Hero Go Again:
‘The Legend of Zelda: Breath of the Wild‘ wasn’t shy about how difficult it was. It reintroduced a punishing difficulty curve to a series that hadn’t asked too much of its players since the halycon days of the Super Nintendo – and longtime fans ate it up. Indeed, Breath of the Wild’s unwillingness to hold your hand quickly became one of the titles most praised elements. In my own original review I called it a ‘bloody hard game’, stating ‘I haven’t been this intimidated by trash mobs since Zelda II on the NES, and I’m loving every second of it.’
Nintendo has listened to its more masochistic fans, and seemingly crafted a pack of downloadable content tailored to us nutters. Aptly named ‘the Master Trials’, this first piece of a two part season pass introduces plenty of new challenges to sink our teeth into, whilst also bundling in some snazzy new costumes and helpful quality of life improvements. The following content drop, releasing later this year, is to be a more traditional, story based offering, but to get your hands on either you’ll have to grab the pass, which is going to be a frustrating expenditure for players who don’t care about increased challenge and simply want some more core content. Still, it’s a modestly priced season pass by contemporary standards and really, if you love BOTW you likely fell in love with its gleefully challenging gameplay, so I can’t see it alienating too many players.
The ‘Trials’ portion of the DLC is probably where most players are going to get their moneys worth here: it’s a gauntlet of 45 arena battles that get significantly harder as you progress. These self-contained thunderdomes pit you against carefully crafted enemy encounters – early stages are bokoblin camps of increasing complexity, verticality and challenge, whilst later stages have you squaring off against foes whilst navigating environmental hazards, treacherous platforming and giant, run-killing bosses. Getting through enough of them will earn you a checkpoint and a boost in power to the Master Sword – and anyone who consistently returns to the only permanent weapon in the game will know how useful that boon is – whilst failing before victory will send you back to the start.

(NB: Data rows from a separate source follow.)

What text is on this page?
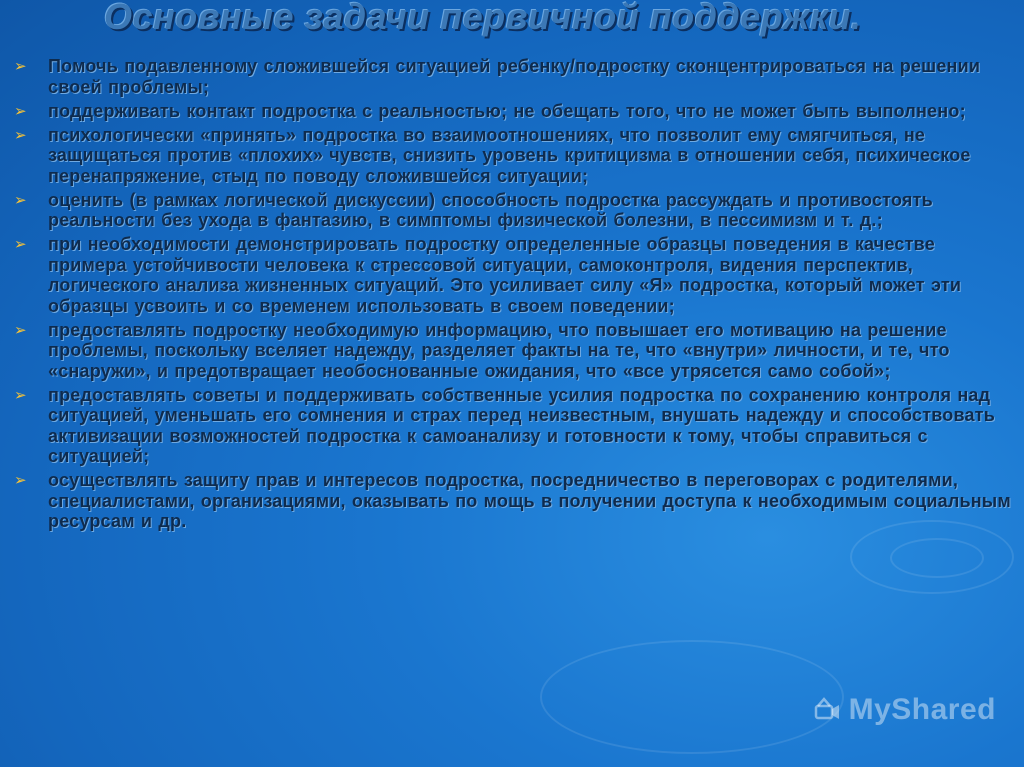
Основные задачи первичной поддержки.
➢ Помочь подавленному сложившейся ситуацией ребенку/подростку сконцентрироваться на решении своей проблемы;
➢ поддерживать контакт подростка с реальностью; не обещать того, что не может быть выполнено;
➢ психологически «принять» подростка во взаимоотношениях, что позволит ему смягчиться, не защищаться против «плохих» чувств, снизить уровень критицизма в отношении себя, психическое перенапряжение, стыд по поводу сложившейся ситуации;
➢ оценить (в рамках логической дискуссии) способность подростка рассуждать и противостоять реальности без ухода в фантазию, в симптомы физической болезни, в пессимизм и т. д.;
➢ при необходимости демонстрировать подростку определенные образцы поведения в качестве примера устойчивости человека к стрессовой ситуации, самоконтроля, видения перспектив, логического анализа жизненных ситуаций. Это усиливает силу «Я» подростка, который может эти образцы усвоить и со временем использовать в своем поведении;
➢ предоставлять подростку необходимую информацию, что повышает его мотивацию на решение проблемы, поскольку вселяет надежду, разделяет факты на те, что «внутри» личности, и те, что «снаружи», и предотвращает необоснованные ожидания, что «все утрясется само собой»;
➢ предоставлять советы и поддерживать собственные усилия подростка по сохранению контроля над ситуацией, уменьшать его сомнения и страх перед неизвестным, внушать надежду и способствовать активизации возможностей подростка к самоанализу и готовности к тому, чтобы справиться с ситуацией;
➢ осуществлять защиту прав и интересов подростка, посредничество в переговорах с родителями, специалистами, организациями, оказывать по мощь в получении доступа к необходимым социальным ресурсам и др.
MyShared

It’s a genuinely punishing set of waves that doesn’t pull its punches: much like the Eventide Isle quest in the main game, the trials strip you of your gear and leave with only your skivvies and whatever hearts you entered the ring with. You’ll have to scavenge weapons, arrows and foodstuffs to last the ten or so rounds before a boss and a checkpoint, and it’s a brutal and desperate hunt for anything of use. Low level clubs I would pass up in Hyrule-proper became invaluable treasures I saved for tougher enemies, physics-based attacks I usually never bothered with became my bread and butter and I hoarded every apple and acorn I could lay my grubby little mitts on for their minimal – but life-saving – healing properties.
Considering it’s the meat and bones of the Master Trials, the trials themselves thankfully prove to be an engaging and daunting task for even the mose experienced of Hylians. I loved working my way through them and was constantly surprised and entertained by Nintendo’s unique set-ups for every stage. I am not, however, looking forward to playing them again on the game’s new ‘Master Mode’.
Master Mode is brutal. Giving you a fresh save file and kicking you back to the very beginning of the game, Breath of the Wild asks you to once more save Hyrule from Calamity Ganon, only this time with a significant bump in difficulty. Every enemy that populates Hyrule is a colour-grade (and thus, a difficulty-grade) higher than their normal mode counterparts, there’s a new gold tier of enemy difficulty (as if Silver Lynels weren’t ridiculous enough) and even new, floating enemy types. I’ll let that sink in, and then let you find out exactly what I mean for yourself – it’s a trip.